Sunday, February 15, 2009

Cunt Censorship


An episode of The Doctors entitled, “The Vagina Show”, featuring a female panel with Margaret Cho as a co-host was scheduled to air on January 26th. But it didn’t. Real women on the show discussed their medical and sexual queries/thoughts about their nether regions in an open, often hilarious dialogue.

Want to know why it was cancelled? According to Margaret Cho’s blog, the network thought it was “too racy” for mainstream television. I think it’s very unfortunate that today we still cannot have open, positive, honest dialogue about our pussies. Frankly, this is a perfect example of how society (perpetuated by the media) has built up an attitude of shame around the vagina.

Most women are made to feel uncomfortable discussing what’s going on “down there.” As young girls we often aren’t encouraged to even name it, calling it a “private area,” and we certainly aren’t encouraged to touch it and get any sort of pleasure out of it. It becomes a topic shrouded in mystery, the likes of which are only (if at all) reserved for whispered slumber party misinformation or rumours. I feel that for young women in their early teens, any discussion surrounding masturbation is completely stifled and most of us are left to grapple with the concept through whatever sexual exposure we experience. Often it’s based on clumsy, inexperienced boyfriend groping, late night Showcase TV, X-rated website discoveries, or pre-pubescent fantasies.
Even in high school there isn’t any real, adequate communication on the subject, unless you consider a few diagrams and some basic renditions about heterosexual penile insertion into our lady parts to be “sex education”. It’s almost as if women are influenced by a sort of “Don’t ask, don’t tell” operating vagina framework.
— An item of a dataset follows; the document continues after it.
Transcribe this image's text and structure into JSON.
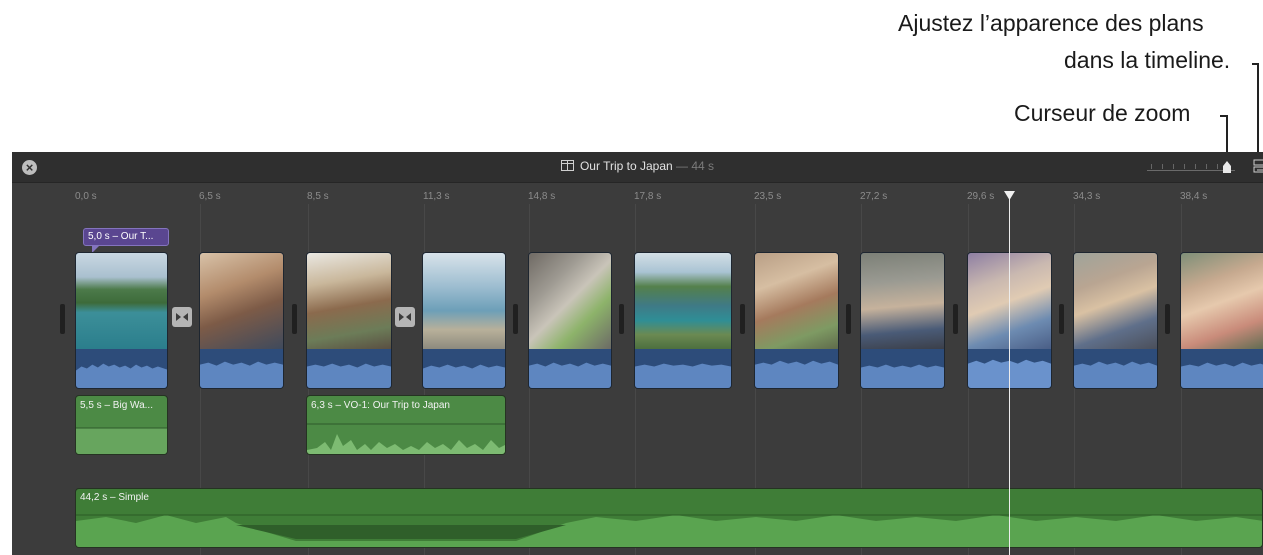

Being the open kind of person that I am, I often tried talking to my girlfriends in high school about self pleasure and all other matters of pussy maintenance, but it was often met with giggles, or a refusal to breach the subject. I knew a lot of “closet masturbators,” who refused to acknowledge it for most of our friendship. I can’t help but feel that this type of shame in discussing our genitals and pleasure is ultimately contributing to a devaluation of our sexual knowledge and needs.
Refusing to talk about it can also lead to misinformed choices. Sadly, it’s becoming almost mandatory for women to shave everything off their pussies just to appeal to male desire, whether they are comfortable with it or not. I’ve chanced upon a fair share of Cosmo-esque magazines encouraging women to do so. These wonderful “Please your man” tips tend to spew out derogatory statements like, “He doesn’t want to cough up a hair ball” etc. The unfortunate thing is that many girls won’t question this kind of rhetoric in mainstream media. If it is coined as a “normal”, desirable, beauty procedure that will ensure a male’s approval in the bedroom then many girls will jump right on the bandwagon in hopes of acceptance.

The main reason people choose not to discuss a topic is discomfort or fear. I think the more confident we feel about our bodies and our sexuality the more prone we are to discussing the dreaded V-word which “much must not be named.” That’s why young girls should be encouraged to ask questions about their womanhood and receive extensive education about everything from dildo’s, to yeast infections, to shaving, to piercing, to everything else that is beautiful in between our thighs.
If we aren’t allowed to talk about our cunts in a respectful, educational, comedic, appreciative, constructive way, then I think it’s worth thinking about what is influencing this attitude of pussy obscurity. I feel that it’s completely ludicrous to silence discussion of our bodies for being deemed “too racy,” when the aim is to promote a healthy understanding of our vaginas. What would be really wonderful is if they never shut up.